冷刺激頭痛(Cold-stimulus headache / Ice cream headache)
冷たいものを摂取したときに起きる、刺すような痛みを短時間伴う頭痛です。最も一般的な例は、アイスやかき氷などの冷たい食べ物を一気に摂取したときに起きる頭痛です。また、一度に冬に温かい室内から冷たい外気を吸い込んだ時や、ダイビング初めに頭が冷たい水に触れることでも起きると報告されています。
この頭痛のメカニズムは完全には分かっていませんが、1つの説として交感神経の反射があります。これは、冷たい食べ物を摂取したとき、神経が熱を失わないようにするために反射を起こしわざと血流を悪くするというものです。

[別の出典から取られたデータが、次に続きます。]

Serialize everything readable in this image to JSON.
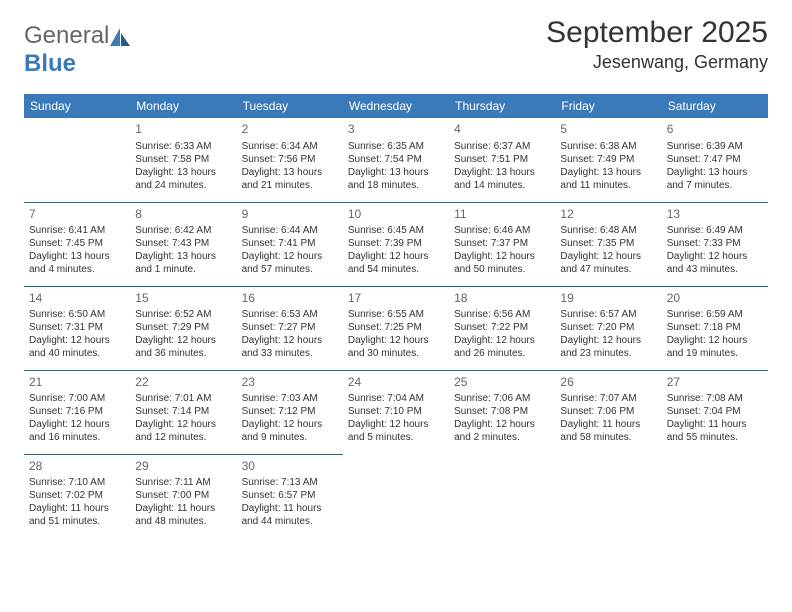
{
  "logo": {
    "text1": "General",
    "text2": "Blue"
  },
  "title": "September 2025",
  "location": "Jesenwang, Germany",
  "header_bg": "#3a7ab8",
  "header_fg": "#ffffff",
  "cell_border": "#3a5a78",
  "text_color": "#333333",
  "daynum_color": "#666666",
  "font_family": "Arial",
  "day_headers": [
    "Sunday",
    "Monday",
    "Tuesday",
    "Wednesday",
    "Thursday",
    "Friday",
    "Saturday"
  ],
  "weeks": [
    [
      null,
      {
        "n": "1",
        "sr": "Sunrise: 6:33 AM",
        "ss": "Sunset: 7:58 PM",
        "d1": "Daylight: 13 hours",
        "d2": "and 24 minutes."
      },
      {
        "n": "2",
        "sr": "Sunrise: 6:34 AM",
        "ss": "Sunset: 7:56 PM",
        "d1": "Daylight: 13 hours",
        "d2": "and 21 minutes."
      },
      {
        "n": "3",
        "sr": "Sunrise: 6:35 AM",
        "ss": "Sunset: 7:54 PM",
        "d1": "Daylight: 13 hours",
        "d2": "and 18 minutes."
      },
      {
        "n": "4",
        "sr": "Sunrise: 6:37 AM",
        "ss": "Sunset: 7:51 PM",
        "d1": "Daylight: 13 hours",
        "d2": "and 14 minutes."
      },
      {
        "n": "5",
        "sr": "Sunrise: 6:38 AM",
        "ss": "Sunset: 7:49 PM",
        "d1": "Daylight: 13 hours",
        "d2": "and 11 minutes."
      },
      {
        "n": "6",
        "sr": "Sunrise: 6:39 AM",
        "ss": "Sunset: 7:47 PM",
        "d1": "Daylight: 13 hours",
        "d2": "and 7 minutes."
      }
    ],
    [
      {
        "n": "7",
        "sr": "Sunrise: 6:41 AM",
        "ss": "Sunset: 7:45 PM",
        "d1": "Daylight: 13 hours",
        "d2": "and 4 minutes."
      },
      {
        "n": "8",
        "sr": "Sunrise: 6:42 AM",
        "ss": "Sunset: 7:43 PM",
        "d1": "Daylight: 13 hours",
        "d2": "and 1 minute."
      },
      {
        "n": "9",
        "sr": "Sunrise: 6:44 AM",
        "ss": "Sunset: 7:41 PM",
        "d1": "Daylight: 12 hours",
        "d2": "and 57 minutes."
      },
      {
        "n": "10",
        "sr": "Sunrise: 6:45 AM",
        "ss": "Sunset: 7:39 PM",
        "d1": "Daylight: 12 hours",
        "d2": "and 54 minutes."
      },
      {
        "n": "11",
        "sr": "Sunrise: 6:46 AM",
        "ss": "Sunset: 7:37 PM",
        "d1": "Daylight: 12 hours",
        "d2": "and 50 minutes."
      },
      {
        "n": "12",
        "sr": "Sunrise: 6:48 AM",
        "ss": "Sunset: 7:35 PM",
        "d1": "Daylight: 12 hours",
        "d2": "and 47 minutes."
      },
      {
        "n": "13",
        "sr": "Sunrise: 6:49 AM",
        "ss": "Sunset: 7:33 PM",
        "d1": "Daylight: 12 hours",
        "d2": "and 43 minutes."
      }
    ],
    [
      {
        "n": "14",
        "sr": "Sunrise: 6:50 AM",
        "ss": "Sunset: 7:31 PM",
        "d1": "Daylight: 12 hours",
        "d2": "and 40 minutes."
      },
      {
        "n": "15",
        "sr": "Sunrise: 6:52 AM",
        "ss": "Sunset: 7:29 PM",
        "d1": "Daylight: 12 hours",
        "d2": "and 36 minutes."
      },
      {
        "n": "16",
        "sr": "Sunrise: 6:53 AM",
        "ss": "Sunset: 7:27 PM",
        "d1": "Daylight: 12 hours",
        "d2": "and 33 minutes."
      },
      {
        "n": "17",
        "sr": "Sunrise: 6:55 AM",
        "ss": "Sunset: 7:25 PM",
        "d1": "Daylight: 12 hours",
        "d2": "and 30 minutes."
      },
      {
        "n": "18",
        "sr": "Sunrise: 6:56 AM",
        "ss": "Sunset: 7:22 PM",
        "d1": "Daylight: 12 hours",
        "d2": "and 26 minutes."
      },
      {
        "n": "19",
        "sr": "Sunrise: 6:57 AM",
        "ss": "Sunset: 7:20 PM",
        "d1": "Daylight: 12 hours",
        "d2": "and 23 minutes."
      },
      {
        "n": "20",
        "sr": "Sunrise: 6:59 AM",
        "ss": "Sunset: 7:18 PM",
        "d1": "Daylight: 12 hours",
        "d2": "and 19 minutes."
      }
    ],
    [
      {
        "n": "21",
        "sr": "Sunrise: 7:00 AM",
        "ss": "Sunset: 7:16 PM",
        "d1": "Daylight: 12 hours",
        "d2": "and 16 minutes."
      },
      {
        "n": "22",
        "sr": "Sunrise: 7:01 AM",
        "ss": "Sunset: 7:14 PM",
        "d1": "Daylight: 12 hours",
        "d2": "and 12 minutes."
      },
      {
        "n": "23",
        "sr": "Sunrise: 7:03 AM",
        "ss": "Sunset: 7:12 PM",
        "d1": "Daylight: 12 hours",
        "d2": "and 9 minutes."
      },
      {
        "n": "24",
        "sr": "Sunrise: 7:04 AM",
        "ss": "Sunset: 7:10 PM",
        "d1": "Daylight: 12 hours",
        "d2": "and 5 minutes."
      },
      {
        "n": "25",
        "sr": "Sunrise: 7:06 AM",
        "ss": "Sunset: 7:08 PM",
        "d1": "Daylight: 12 hours",
        "d2": "and 2 minutes."
      },
      {
        "n": "26",
        "sr": "Sunrise: 7:07 AM",
        "ss": "Sunset: 7:06 PM",
        "d1": "Daylight: 11 hours",
        "d2": "and 58 minutes."
      },
      {
        "n": "27",
        "sr": "Sunrise: 7:08 AM",
        "ss": "Sunset: 7:04 PM",
        "d1": "Daylight: 11 hours",
        "d2": "and 55 minutes."
      }
    ],
    [
      {
        "n": "28",
        "sr": "Sunrise: 7:10 AM",
        "ss": "Sunset: 7:02 PM",
        "d1": "Daylight: 11 hours",
        "d2": "and 51 minutes."
      },
      {
        "n": "29",
        "sr": "Sunrise: 7:11 AM",
        "ss": "Sunset: 7:00 PM",
        "d1": "Daylight: 11 hours",
        "d2": "and 48 minutes."
      },
      {
        "n": "30",
        "sr": "Sunrise: 7:13 AM",
        "ss": "Sunset: 6:57 PM",
        "d1": "Daylight: 11 hours",
        "d2": "and 44 minutes."
      },
      null,
      null,
      null,
      null
    ]
  ]
}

蓋外圧力/ポニーテール頭痛(External compression headache)
頭皮に障害を起こさない程度にきつい帽子や髪留め、および水泳中のゴーグルのような圧力により起こる頭痛です。頭痛は原因の圧力の程度と時間によって変化し、痛みは圧力の部位で最大であるが、頭部の他の領域に及ぶことがよくあります。
睡眠時頭痛(Hypnic headache / Night time headache)
睡眠時にのみ起こる極めて稀な頭痛です。50 歳以降での発症が最も多く、痛みは軽度〜中等度であることが多いです。約70%の患者さんが両側性の痛みを持ち、通常15〜180 分程度持続します。